Baker Observatory
- Organization: Missouri State University
- Location: Marshfield, Missouri
- Coordinates: 37°23′56″N 93°2′30″W﻿ / ﻿37.39889°N 93.04167°W
- Website: physics.missouristate.edu/bakerobservatory.htm

Telescopes
- Unnamed Telescope: 16" and 14" reflectors

= Baker Observatory =

Astronomical observatory in Marshfield, Missouri, U.S.

The William G. and Retha Stone Baker Observatory is an astronomical observatory owned and operated by Missouri State University. It is located in Marshfield, Missouri.

== About the observatory ==
The William G and Retha Stone Baker Observatory is located ten miles northwest of Marshfield in Webster County (off Route 38 on Old Hillcrest Road). The Observatory houses a 14 inch Schmidt-Cassegrain and a 16 inch Cassegrain. The 16-inch Cassegrain Reflecting Telescope (with CCD attached camera) is on loan to MSU from Cerro Tololo Inter-American Observatory in Chile. This telescope was one of the first telescopes to be used at Kitt Peak National Observatory. In comparison to observations performed by eye, the CCD camera makes this telescope as powerful as a 100 inch telescope. Missouri State recently purchased an additional 16-inch Schmidt-Cassegrain reflector which is currently being set up to allow for remote operation from campus.

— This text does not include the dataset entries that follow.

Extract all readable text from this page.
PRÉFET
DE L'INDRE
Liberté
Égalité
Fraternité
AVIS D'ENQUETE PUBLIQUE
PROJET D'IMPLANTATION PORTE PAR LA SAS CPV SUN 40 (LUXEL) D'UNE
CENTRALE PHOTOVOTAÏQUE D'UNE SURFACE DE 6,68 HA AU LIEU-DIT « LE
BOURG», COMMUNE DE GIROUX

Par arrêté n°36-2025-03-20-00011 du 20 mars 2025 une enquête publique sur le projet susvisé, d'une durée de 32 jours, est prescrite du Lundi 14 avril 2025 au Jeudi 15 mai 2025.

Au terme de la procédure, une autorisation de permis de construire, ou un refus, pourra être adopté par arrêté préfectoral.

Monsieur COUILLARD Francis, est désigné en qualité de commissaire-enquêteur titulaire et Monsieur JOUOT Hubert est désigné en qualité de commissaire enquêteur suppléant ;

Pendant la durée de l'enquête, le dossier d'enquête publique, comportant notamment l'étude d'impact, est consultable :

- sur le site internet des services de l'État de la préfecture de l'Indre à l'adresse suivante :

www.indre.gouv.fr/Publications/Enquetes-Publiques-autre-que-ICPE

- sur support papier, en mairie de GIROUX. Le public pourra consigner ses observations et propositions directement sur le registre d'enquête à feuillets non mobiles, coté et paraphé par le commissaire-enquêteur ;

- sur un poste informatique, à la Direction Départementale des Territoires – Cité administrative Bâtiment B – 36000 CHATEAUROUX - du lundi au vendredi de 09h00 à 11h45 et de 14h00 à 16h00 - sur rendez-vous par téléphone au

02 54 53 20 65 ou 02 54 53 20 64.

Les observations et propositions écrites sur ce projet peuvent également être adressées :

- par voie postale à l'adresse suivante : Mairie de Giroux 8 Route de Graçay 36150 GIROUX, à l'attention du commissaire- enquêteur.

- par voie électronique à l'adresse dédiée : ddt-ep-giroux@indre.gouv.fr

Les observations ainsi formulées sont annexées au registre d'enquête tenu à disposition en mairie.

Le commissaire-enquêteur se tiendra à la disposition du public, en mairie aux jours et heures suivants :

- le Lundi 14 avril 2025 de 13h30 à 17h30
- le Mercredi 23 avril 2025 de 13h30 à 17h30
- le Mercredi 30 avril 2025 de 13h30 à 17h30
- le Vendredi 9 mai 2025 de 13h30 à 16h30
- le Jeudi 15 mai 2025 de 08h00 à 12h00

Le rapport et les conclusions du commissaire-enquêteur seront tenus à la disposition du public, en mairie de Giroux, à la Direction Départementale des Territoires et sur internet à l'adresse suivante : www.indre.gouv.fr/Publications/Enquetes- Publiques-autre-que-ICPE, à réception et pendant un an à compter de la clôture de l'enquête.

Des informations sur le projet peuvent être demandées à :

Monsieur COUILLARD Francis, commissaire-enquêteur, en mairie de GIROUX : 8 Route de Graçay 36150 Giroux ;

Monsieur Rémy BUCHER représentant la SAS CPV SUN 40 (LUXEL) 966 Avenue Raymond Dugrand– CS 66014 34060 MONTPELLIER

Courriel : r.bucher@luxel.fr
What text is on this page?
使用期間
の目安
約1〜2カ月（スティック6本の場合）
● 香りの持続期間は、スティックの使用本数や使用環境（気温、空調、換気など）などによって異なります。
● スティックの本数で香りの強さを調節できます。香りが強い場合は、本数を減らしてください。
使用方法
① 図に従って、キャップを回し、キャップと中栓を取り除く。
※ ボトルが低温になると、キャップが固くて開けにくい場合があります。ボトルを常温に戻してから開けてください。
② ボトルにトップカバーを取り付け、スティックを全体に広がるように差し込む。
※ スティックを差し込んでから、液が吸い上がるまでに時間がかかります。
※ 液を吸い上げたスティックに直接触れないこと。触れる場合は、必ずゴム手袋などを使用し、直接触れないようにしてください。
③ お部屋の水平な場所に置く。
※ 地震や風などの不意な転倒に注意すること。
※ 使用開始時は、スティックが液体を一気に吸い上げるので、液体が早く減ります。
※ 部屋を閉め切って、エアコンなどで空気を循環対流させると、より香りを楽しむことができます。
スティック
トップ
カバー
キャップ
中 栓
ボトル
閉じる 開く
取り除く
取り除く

The Observatory is used on clear evenings for laboratory work by students in beginning and intermediate Astronomy courses, and by advanced undergraduate students and faculty conducting Astronomical research. The Observatory houses many smaller telescopes for students to use in addition to the two large instruments.

The public may visit the Observatory and view the night sky through telescopes, either at open houses or during the Ozarks Amateur Astronomers Club meetings. Open houses are conducted by the Department of Physics and Astronomy twice each year, in April or May, and in September or October. Admission is free.